Robert, 55 ans

georges

Ca débute toujours par un bourdonnement.  Comme une avalanche que l’on entend avant de discerner.  Cela dure quelques secondes, juste un bruit de fond au bout du tunnel.  Evidemment, ça sent l’urine.  Et l’atmosphère est frigorifique.  Robert s’amuse même à souffler de la buée glacée.

Soudain, le visuel reprend le dessus.  Comme un diable qui jaillit hors de sa boîte, la vague humaine envahit le goulet.  Le bourdonnement est remplacé par le martèlement des semelles sur le sol.  Instinctivement, Robert s’écarte et se protège dans une encoignure, près du point presse.  Son refuge habituel.  A chaque fois, le mouvement le surprend par sa densité, son volume.  L’ensemble de la marée est plus important que les éléments humains qui la composent.  Puis, il observe.  Il détaille.  Tous ces hommes et toutes ces femmes.  Il remarque que celui-ci a déjà le visage fermé, probablement irrité par le retard de la SNCB.  Celle-là constate qu’elle vient de filer ses bas.  Un clochard tend la main.  Un joueur de xylophone massacre Volare en frappant les touches en bois de son instrument.  Les journaux quotidiens parcourus dans le train rejoignent les attachés case.  Les gobelets de café sont jetés dans les poubelles. Cela dure une grosse minute mais cela semble une éternité.  Puis ça se calme.  Un gamin court encore vers son bus et manque s’étaler dans une flaque suspecte.  La Gare Centrale vient de déverser ses premiers navetteurs.  Il est sept heures du matin.

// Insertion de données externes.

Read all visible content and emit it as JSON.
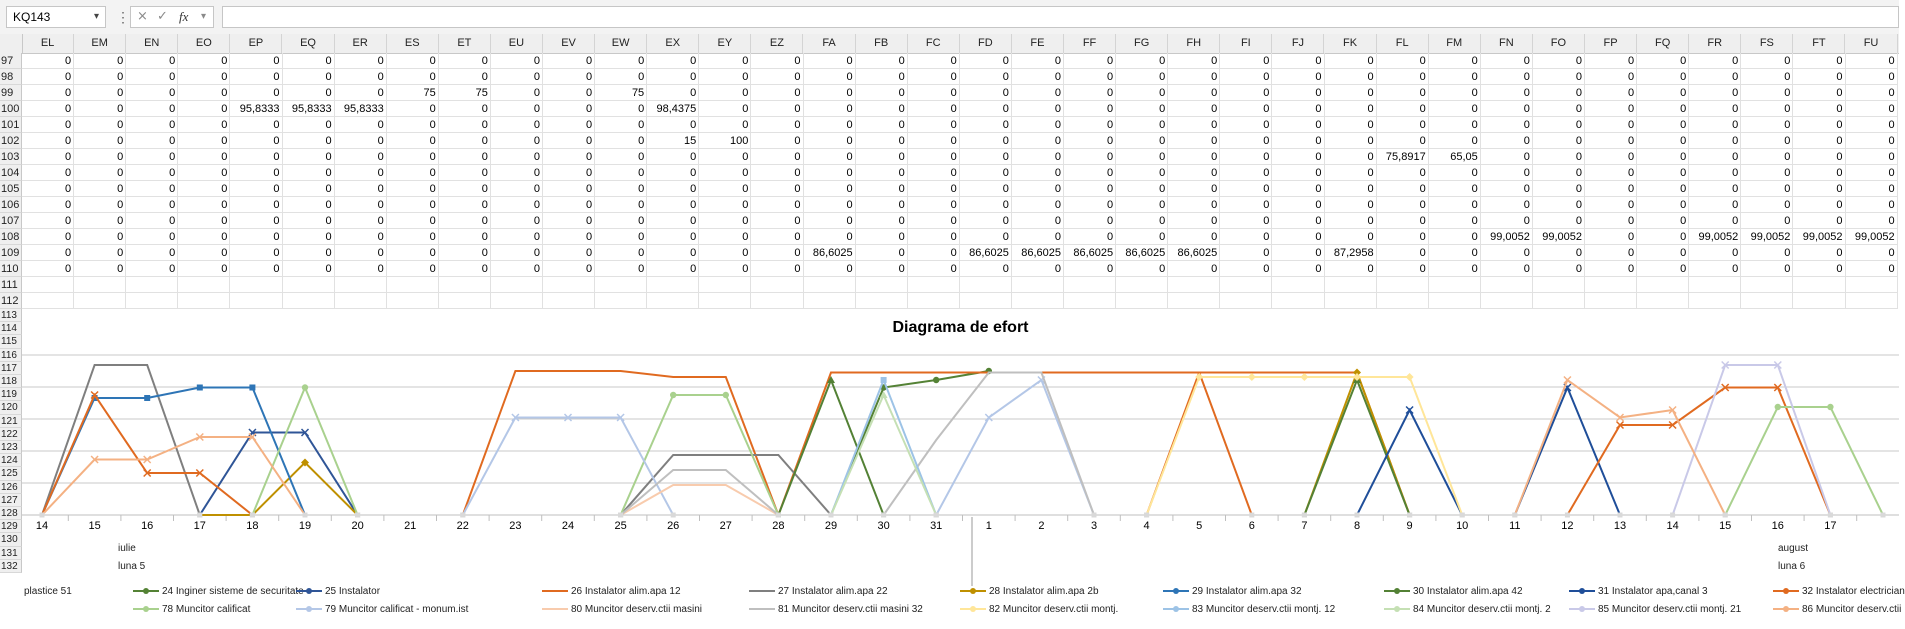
{
  "namebox": {
    "value": "KQ143"
  },
  "formula_bar": {
    "cancel_icon": "×",
    "enter_icon": "✓",
    "fx_label": "fx",
    "value": ""
  },
  "columns": [
    "EL",
    "EM",
    "EN",
    "EO",
    "EP",
    "EQ",
    "ER",
    "ES",
    "ET",
    "EU",
    "EV",
    "EW",
    "EX",
    "EY",
    "EZ",
    "FA",
    "FB",
    "FC",
    "FD",
    "FE",
    "FF",
    "FG",
    "FH",
    "FI",
    "FJ",
    "FK",
    "FL",
    "FM",
    "FN",
    "FO",
    "FP",
    "FQ",
    "FR",
    "FS",
    "FT",
    "FU"
  ],
  "rows": [
    {
      "num": "97",
      "cells": [
        "0",
        "0",
        "0",
        "0",
        "0",
        "0",
        "0",
        "0",
        "0",
        "0",
        "0",
        "0",
        "0",
        "0",
        "0",
        "0",
        "0",
        "0",
        "0",
        "0",
        "0",
        "0",
        "0",
        "0",
        "0",
        "0",
        "0",
        "0",
        "0",
        "0",
        "0",
        "0",
        "0",
        "0",
        "0",
        "0"
      ]
    },
    {
      "num": "98",
      "cells": [
        "0",
        "0",
        "0",
        "0",
        "0",
        "0",
        "0",
        "0",
        "0",
        "0",
        "0",
        "0",
        "0",
        "0",
        "0",
        "0",
        "0",
        "0",
        "0",
        "0",
        "0",
        "0",
        "0",
        "0",
        "0",
        "0",
        "0",
        "0",
        "0",
        "0",
        "0",
        "0",
        "0",
        "0",
        "0",
        "0"
      ]
    },
    {
      "num": "99",
      "cells": [
        "0",
        "0",
        "0",
        "0",
        "0",
        "0",
        "0",
        "75",
        "75",
        "0",
        "0",
        "75",
        "0",
        "0",
        "0",
        "0",
        "0",
        "0",
        "0",
        "0",
        "0",
        "0",
        "0",
        "0",
        "0",
        "0",
        "0",
        "0",
        "0",
        "0",
        "0",
        "0",
        "0",
        "0",
        "0",
        "0"
      ]
    },
    {
      "num": "100",
      "cells": [
        "0",
        "0",
        "0",
        "0",
        "95,8333",
        "95,8333",
        "95,8333",
        "0",
        "0",
        "0",
        "0",
        "0",
        "98,4375",
        "0",
        "0",
        "0",
        "0",
        "0",
        "0",
        "0",
        "0",
        "0",
        "0",
        "0",
        "0",
        "0",
        "0",
        "0",
        "0",
        "0",
        "0",
        "0",
        "0",
        "0",
        "0",
        "0"
      ]
    },
    {
      "num": "101",
      "cells": [
        "0",
        "0",
        "0",
        "0",
        "0",
        "0",
        "0",
        "0",
        "0",
        "0",
        "0",
        "0",
        "0",
        "0",
        "0",
        "0",
        "0",
        "0",
        "0",
        "0",
        "0",
        "0",
        "0",
        "0",
        "0",
        "0",
        "0",
        "0",
        "0",
        "0",
        "0",
        "0",
        "0",
        "0",
        "0",
        "0"
      ]
    },
    {
      "num": "102",
      "cells": [
        "0",
        "0",
        "0",
        "0",
        "0",
        "0",
        "0",
        "0",
        "0",
        "0",
        "0",
        "0",
        "15",
        "100",
        "0",
        "0",
        "0",
        "0",
        "0",
        "0",
        "0",
        "0",
        "0",
        "0",
        "0",
        "0",
        "0",
        "0",
        "0",
        "0",
        "0",
        "0",
        "0",
        "0",
        "0",
        "0"
      ]
    },
    {
      "num": "103",
      "cells": [
        "0",
        "0",
        "0",
        "0",
        "0",
        "0",
        "0",
        "0",
        "0",
        "0",
        "0",
        "0",
        "0",
        "0",
        "0",
        "0",
        "0",
        "0",
        "0",
        "0",
        "0",
        "0",
        "0",
        "0",
        "0",
        "0",
        "75,8917",
        "65,05",
        "0",
        "0",
        "0",
        "0",
        "0",
        "0",
        "0",
        "0"
      ]
    },
    {
      "num": "104",
      "cells": [
        "0",
        "0",
        "0",
        "0",
        "0",
        "0",
        "0",
        "0",
        "0",
        "0",
        "0",
        "0",
        "0",
        "0",
        "0",
        "0",
        "0",
        "0",
        "0",
        "0",
        "0",
        "0",
        "0",
        "0",
        "0",
        "0",
        "0",
        "0",
        "0",
        "0",
        "0",
        "0",
        "0",
        "0",
        "0",
        "0"
      ]
    },
    {
      "num": "105",
      "cells": [
        "0",
        "0",
        "0",
        "0",
        "0",
        "0",
        "0",
        "0",
        "0",
        "0",
        "0",
        "0",
        "0",
        "0",
        "0",
        "0",
        "0",
        "0",
        "0",
        "0",
        "0",
        "0",
        "0",
        "0",
        "0",
        "0",
        "0",
        "0",
        "0",
        "0",
        "0",
        "0",
        "0",
        "0",
        "0",
        "0"
      ]
    },
    {
      "num": "106",
      "cells": [
        "0",
        "0",
        "0",
        "0",
        "0",
        "0",
        "0",
        "0",
        "0",
        "0",
        "0",
        "0",
        "0",
        "0",
        "0",
        "0",
        "0",
        "0",
        "0",
        "0",
        "0",
        "0",
        "0",
        "0",
        "0",
        "0",
        "0",
        "0",
        "0",
        "0",
        "0",
        "0",
        "0",
        "0",
        "0",
        "0"
      ]
    },
    {
      "num": "107",
      "cells": [
        "0",
        "0",
        "0",
        "0",
        "0",
        "0",
        "0",
        "0",
        "0",
        "0",
        "0",
        "0",
        "0",
        "0",
        "0",
        "0",
        "0",
        "0",
        "0",
        "0",
        "0",
        "0",
        "0",
        "0",
        "0",
        "0",
        "0",
        "0",
        "0",
        "0",
        "0",
        "0",
        "0",
        "0",
        "0",
        "0"
      ]
    },
    {
      "num": "108",
      "cells": [
        "0",
        "0",
        "0",
        "0",
        "0",
        "0",
        "0",
        "0",
        "0",
        "0",
        "0",
        "0",
        "0",
        "0",
        "0",
        "0",
        "0",
        "0",
        "0",
        "0",
        "0",
        "0",
        "0",
        "0",
        "0",
        "0",
        "0",
        "0",
        "99,0052",
        "99,0052",
        "0",
        "0",
        "99,0052",
        "99,0052",
        "99,0052",
        "99,0052"
      ]
    },
    {
      "num": "109",
      "cells": [
        "0",
        "0",
        "0",
        "0",
        "0",
        "0",
        "0",
        "0",
        "0",
        "0",
        "0",
        "0",
        "0",
        "0",
        "0",
        "86,6025",
        "0",
        "0",
        "86,6025",
        "86,6025",
        "86,6025",
        "86,6025",
        "86,6025",
        "0",
        "0",
        "87,2958",
        "0",
        "0",
        "0",
        "0",
        "0",
        "0",
        "0",
        "0",
        "0",
        "0"
      ]
    },
    {
      "num": "110",
      "cells": [
        "0",
        "0",
        "0",
        "0",
        "0",
        "0",
        "0",
        "0",
        "0",
        "0",
        "0",
        "0",
        "0",
        "0",
        "0",
        "0",
        "0",
        "0",
        "0",
        "0",
        "0",
        "0",
        "0",
        "0",
        "0",
        "0",
        "0",
        "0",
        "0",
        "0",
        "0",
        "0",
        "0",
        "0",
        "0",
        "0"
      ]
    },
    {
      "num": "111",
      "cells": []
    },
    {
      "num": "112",
      "cells": []
    }
  ],
  "chart_rows": [
    "113",
    "114",
    "115",
    "116",
    "117",
    "118",
    "119",
    "120",
    "121",
    "122",
    "123",
    "124",
    "125",
    "126",
    "127",
    "128",
    "129",
    "130",
    "131",
    "132"
  ],
  "chart_data": {
    "type": "line",
    "title": "Diagrama de efort",
    "xlabel": "",
    "ylabel": "",
    "categories": [
      "14",
      "15",
      "16",
      "17",
      "18",
      "19",
      "20",
      "21",
      "22",
      "23",
      "24",
      "25",
      "26",
      "27",
      "28",
      "29",
      "30",
      "31",
      "1",
      "2",
      "3",
      "4",
      "5",
      "6",
      "7",
      "8",
      "9",
      "10",
      "11",
      "12",
      "13",
      "14",
      "15",
      "16",
      "17"
    ],
    "month_labels": [
      {
        "text": "iulie",
        "at": "16"
      },
      {
        "text": "luna 5",
        "at": "16"
      },
      {
        "text": "august",
        "at": "16"
      },
      {
        "text": "luna 6",
        "at": "16"
      }
    ],
    "ylim": [
      0,
      100
    ],
    "series": [
      {
        "name": "24 Inginer sisteme de securitate",
        "color": "#548235",
        "marker": "circle",
        "segments": [
          {
            "x0": 15,
            "values": [
              0,
              85,
              90,
              96
            ]
          }
        ]
      },
      {
        "name": "25 Instalator",
        "color": "#2f5597",
        "marker": "plus",
        "segments": [
          {
            "x0": 3,
            "values": [
              0,
              55,
              55,
              0
            ]
          }
        ]
      },
      {
        "name": "26 Instalator alim.apa 12",
        "color": "#e06a20",
        "marker": "none",
        "segments": [
          {
            "x0": 8,
            "values": [
              0,
              96,
              96,
              96,
              92,
              92,
              0
            ]
          },
          {
            "x0": 14,
            "values": [
              0,
              95,
              95,
              95,
              95,
              95,
              95,
              95,
              95,
              0
            ]
          },
          {
            "x0": 21,
            "values": [
              0,
              95,
              95,
              95,
              95,
              0
            ]
          }
        ]
      },
      {
        "name": "27 Instalator alim.apa 22",
        "color": "#7f7f7f",
        "marker": "none",
        "segments": [
          {
            "x0": 0,
            "values": [
              0,
              100,
              100,
              0
            ]
          },
          {
            "x0": 11,
            "values": [
              0,
              40,
              40,
              40,
              0
            ]
          }
        ]
      },
      {
        "name": "28 Instalator alim.apa 2b",
        "color": "#bf9000",
        "marker": "diamond",
        "segments": [
          {
            "x0": 3,
            "values": [
              0,
              0,
              35,
              0
            ]
          },
          {
            "x0": 24,
            "values": [
              0,
              95,
              0
            ]
          }
        ]
      },
      {
        "name": "29 Instalator alim.apa 32",
        "color": "#2e75b6",
        "marker": "square",
        "segments": [
          {
            "x0": 0,
            "values": [
              0,
              78,
              78,
              85,
              85,
              0
            ]
          }
        ]
      },
      {
        "name": "30 Instalator alim.apa 42",
        "color": "#538135",
        "marker": "triangle",
        "segments": [
          {
            "x0": 24,
            "values": [
              0,
              90,
              0
            ]
          },
          {
            "x0": 14,
            "values": [
              0,
              90,
              0
            ]
          }
        ]
      },
      {
        "name": "31 Instalator apa,canal 3",
        "color": "#1f4e99",
        "marker": "x",
        "segments": [
          {
            "x0": 25,
            "values": [
              0,
              70,
              0
            ]
          },
          {
            "x0": 28,
            "values": [
              0,
              85,
              0
            ]
          }
        ]
      },
      {
        "name": "32 Instalator electrician",
        "color": "#e06a20",
        "marker": "star",
        "segments": [
          {
            "x0": 0,
            "values": [
              0,
              80,
              28,
              28,
              0
            ]
          },
          {
            "x0": 29,
            "values": [
              0,
              60,
              60,
              85,
              85,
              0
            ]
          }
        ]
      },
      {
        "name": "78 Muncitor calificat",
        "color": "#a9d18e",
        "marker": "circle",
        "segments": [
          {
            "x0": 4,
            "values": [
              0,
              85,
              0
            ]
          },
          {
            "x0": 11,
            "values": [
              0,
              80,
              80,
              0
            ]
          },
          {
            "x0": 32,
            "values": [
              0,
              72,
              72,
              0
            ]
          }
        ]
      },
      {
        "name": "79 Muncitor calificat - monum.ist",
        "color": "#b4c7e7",
        "marker": "x",
        "segments": [
          {
            "x0": 8,
            "values": [
              0,
              65,
              65,
              65,
              0
            ]
          },
          {
            "x0": 17,
            "values": [
              0,
              65,
              90,
              0
            ]
          }
        ]
      },
      {
        "name": "80 Muncitor deserv.ctii masini",
        "color": "#f8cbad",
        "marker": "none",
        "segments": [
          {
            "x0": 11,
            "values": [
              0,
              20,
              20,
              0
            ]
          }
        ]
      },
      {
        "name": "81 Muncitor deserv.ctii masini 32",
        "color": "#bfbfbf",
        "marker": "none",
        "segments": [
          {
            "x0": 11,
            "values": [
              0,
              30,
              30,
              0
            ]
          },
          {
            "x0": 16,
            "values": [
              0,
              50,
              95,
              95,
              0
            ]
          }
        ]
      },
      {
        "name": "82 Muncitor deserv.ctii montj.",
        "color": "#ffe699",
        "marker": "diamond",
        "segments": [
          {
            "x0": 21,
            "values": [
              0,
              92,
              92,
              92,
              92,
              92,
              0
            ]
          }
        ]
      },
      {
        "name": "83 Muncitor deserv.ctii montj. 12",
        "color": "#9dc3e6",
        "marker": "square",
        "segments": [
          {
            "x0": 15,
            "values": [
              0,
              90,
              0
            ]
          }
        ]
      },
      {
        "name": "84 Muncitor deserv.ctii montj. 2",
        "color": "#c5e0b4",
        "marker": "triangle",
        "segments": [
          {
            "x0": 15,
            "values": [
              0,
              80,
              0
            ]
          }
        ]
      },
      {
        "name": "85 Muncitor deserv.ctii montj. 21",
        "color": "#c9c9e8",
        "marker": "x",
        "segments": [
          {
            "x0": 31,
            "values": [
              0,
              100,
              100,
              0
            ]
          }
        ]
      },
      {
        "name": "86 Muncitor deserv.ctii",
        "color": "#f4b183",
        "marker": "x",
        "segments": [
          {
            "x0": 0,
            "values": [
              0,
              37,
              37,
              52,
              52,
              0
            ]
          },
          {
            "x0": 28,
            "values": [
              0,
              90,
              65,
              70,
              0
            ]
          }
        ]
      }
    ],
    "legend_position": "bottom",
    "legend_prefix": "plastice 51"
  }
}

Robert observera encore trois ou quatre vagues successives, le temps de s’imprégner de cette ambiance matinale, quand les yeux sont déjà plissés par les contrariétés de la journée.  Ensuite, il remontera le tunnel à  contre-courant.  Il se glissera dans le premier train vers Zaventem.  Dans son wagon de première classe, il se dira que le pèlerinage d’hiver est terminé.  Que son prochain rendez-vous avec la Gare Centrale aura lieu au printemps.  Que lui aussi faisait partie de cette masse humaine.  Il y a quelques années déjà.  Son truc à lui c’était d’oublier de la mousse à raser derrière ses oreilles.  Il s’en rendait compte dans l’ascenseur du Ministère et pestait intérieurement.

Depuis cette époque grise, il retourne à Bruxelles quatre fois par an.  Pour ne pas oublier d’où il vient.  Pour se persuader qu’il est resté le même, malgré les gains gagnés au Lotto.  Une fois à Zaventem, il prendra son jet privé.  Direction l’océan.  Son coin de paradis.  Son île.